The conversion of properties into condominiums has risen considerably and rating agencies are starting to show concern that the sector is overheated. Fitch Ratings, in particular, said last week that these loans are riskier than traditional CMBS due to the element of construction or renovation risk with the properties not apt to generate sustainable in-place net cash flow.
Real Capital Analytics Inc. statistics showed that condo conversion leaped to $13.3 billion in 2004 from $3 billion in 2003, a roughly 350% jump - primarily driven by low interest rates and high single-family home prices. Fitch said that the buyers tend to be young, first-time homebuyers, empty nesters and second homebuyers - further buoyed up by sellers driven by the large premiums paid by converters. The rating agency does not believe that the current pace of condo conversions is sustainable specifically with interest rates rising and markets being overbuilt.
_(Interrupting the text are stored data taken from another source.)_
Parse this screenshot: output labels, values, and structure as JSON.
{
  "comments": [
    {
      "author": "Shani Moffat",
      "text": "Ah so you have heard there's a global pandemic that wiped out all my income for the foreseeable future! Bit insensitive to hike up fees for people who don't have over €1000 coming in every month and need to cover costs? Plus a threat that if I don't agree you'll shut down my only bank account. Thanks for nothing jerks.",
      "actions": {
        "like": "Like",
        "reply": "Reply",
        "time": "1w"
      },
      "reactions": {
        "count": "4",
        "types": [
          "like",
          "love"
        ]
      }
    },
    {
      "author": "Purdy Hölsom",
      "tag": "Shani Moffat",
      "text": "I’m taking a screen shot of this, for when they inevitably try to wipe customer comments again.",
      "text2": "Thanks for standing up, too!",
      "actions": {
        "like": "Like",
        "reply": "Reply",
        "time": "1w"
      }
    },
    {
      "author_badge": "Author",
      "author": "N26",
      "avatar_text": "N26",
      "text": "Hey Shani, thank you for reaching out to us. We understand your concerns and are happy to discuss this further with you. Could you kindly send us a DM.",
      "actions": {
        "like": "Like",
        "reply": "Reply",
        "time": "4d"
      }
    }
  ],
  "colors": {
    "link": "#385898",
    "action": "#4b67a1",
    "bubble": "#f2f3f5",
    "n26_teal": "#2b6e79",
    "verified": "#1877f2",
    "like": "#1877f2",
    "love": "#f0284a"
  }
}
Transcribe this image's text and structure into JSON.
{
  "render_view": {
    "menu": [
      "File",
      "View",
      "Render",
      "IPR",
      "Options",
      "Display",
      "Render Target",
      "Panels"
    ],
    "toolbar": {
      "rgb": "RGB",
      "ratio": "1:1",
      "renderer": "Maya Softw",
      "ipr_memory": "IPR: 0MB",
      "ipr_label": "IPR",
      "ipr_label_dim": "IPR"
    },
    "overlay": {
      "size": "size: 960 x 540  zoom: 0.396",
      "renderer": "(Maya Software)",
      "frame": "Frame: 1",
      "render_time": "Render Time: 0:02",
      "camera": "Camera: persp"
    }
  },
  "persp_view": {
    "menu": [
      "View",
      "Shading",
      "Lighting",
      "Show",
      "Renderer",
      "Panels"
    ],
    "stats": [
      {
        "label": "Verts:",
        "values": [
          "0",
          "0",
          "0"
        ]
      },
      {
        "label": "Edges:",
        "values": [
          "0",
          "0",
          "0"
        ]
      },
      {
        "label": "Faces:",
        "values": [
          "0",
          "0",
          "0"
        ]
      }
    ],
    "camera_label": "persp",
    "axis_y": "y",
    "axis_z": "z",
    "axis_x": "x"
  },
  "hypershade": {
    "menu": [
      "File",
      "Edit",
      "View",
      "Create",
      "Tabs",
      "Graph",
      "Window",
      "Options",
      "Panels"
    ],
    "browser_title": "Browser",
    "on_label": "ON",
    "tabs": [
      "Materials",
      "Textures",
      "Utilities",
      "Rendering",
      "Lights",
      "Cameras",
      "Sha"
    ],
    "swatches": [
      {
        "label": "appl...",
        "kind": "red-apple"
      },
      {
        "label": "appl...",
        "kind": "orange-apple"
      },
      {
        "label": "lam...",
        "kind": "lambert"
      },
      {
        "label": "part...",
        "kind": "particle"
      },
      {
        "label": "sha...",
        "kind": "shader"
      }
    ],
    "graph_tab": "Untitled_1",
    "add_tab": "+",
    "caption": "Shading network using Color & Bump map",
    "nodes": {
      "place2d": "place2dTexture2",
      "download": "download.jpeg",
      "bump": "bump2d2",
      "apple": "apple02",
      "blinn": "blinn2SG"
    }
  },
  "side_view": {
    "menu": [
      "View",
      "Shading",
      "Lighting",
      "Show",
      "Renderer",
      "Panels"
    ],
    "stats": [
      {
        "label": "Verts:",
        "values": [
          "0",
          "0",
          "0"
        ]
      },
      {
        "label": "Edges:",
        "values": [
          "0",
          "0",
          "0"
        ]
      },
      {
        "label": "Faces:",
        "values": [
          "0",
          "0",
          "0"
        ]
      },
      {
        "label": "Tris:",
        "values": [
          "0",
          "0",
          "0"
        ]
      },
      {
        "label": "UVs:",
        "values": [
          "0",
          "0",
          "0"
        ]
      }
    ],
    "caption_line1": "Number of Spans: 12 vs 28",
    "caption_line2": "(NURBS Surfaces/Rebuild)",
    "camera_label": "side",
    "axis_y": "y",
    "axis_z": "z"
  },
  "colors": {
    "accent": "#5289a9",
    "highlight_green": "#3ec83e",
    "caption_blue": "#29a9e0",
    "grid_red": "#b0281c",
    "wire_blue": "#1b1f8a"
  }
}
With condo conversion growth, there is also a corresponding interest in securitizing these types of loans. "Fitch is seeing more interest from a variety of banks in a CMBS execution for condo loans," said Zanda Lynn, managing director in Fitch's CMBS group.
The rating agency is concerned about the market becoming overheated with speculative buyers behind a significant number of condo sales in certain markets, thus creating an "overinflated sense of demand," analysts said. Fitch is also worried about the disconnect between the prices converters are paying to buy these properties and their rental values. If these properties are not sold, these overleveraged properties could default. The quality of developers has also become a concern. Fitch said it expects about 10% of condo conversion loans originated in 2005 to default, due primarily to the complicated conversions as well as those undertaken by inexperienced sponsors in overheated markets "Therefore investors should differentiate between the varying quality of projects to make an informed investment decision," Fitch said.
The primary risk in these loans are construction and renovation risk as projects that need significant construction are more likely to have unforeseen delays as well as cost overruns. Delays could also occur throughout the conversion process so Fitch is carefully monitoring the different stages, each presenting different types of risks. In the initial stages, for instance, a lot of time could be spent just waiting for conversion approval. Fitch also looks at market risk, including factors such as location, supply, demand, and demographics.
In evaluating these condo conversion loans, Fitch is relying on sizing the loan proceeds on an LTV basis rather than a debt service coverage basis. Since there is limited, or no, cashflow from condo conversions, the value approach is utilized, explained Fitch's Lynn. A main component of the debt service coverage is the cashflow.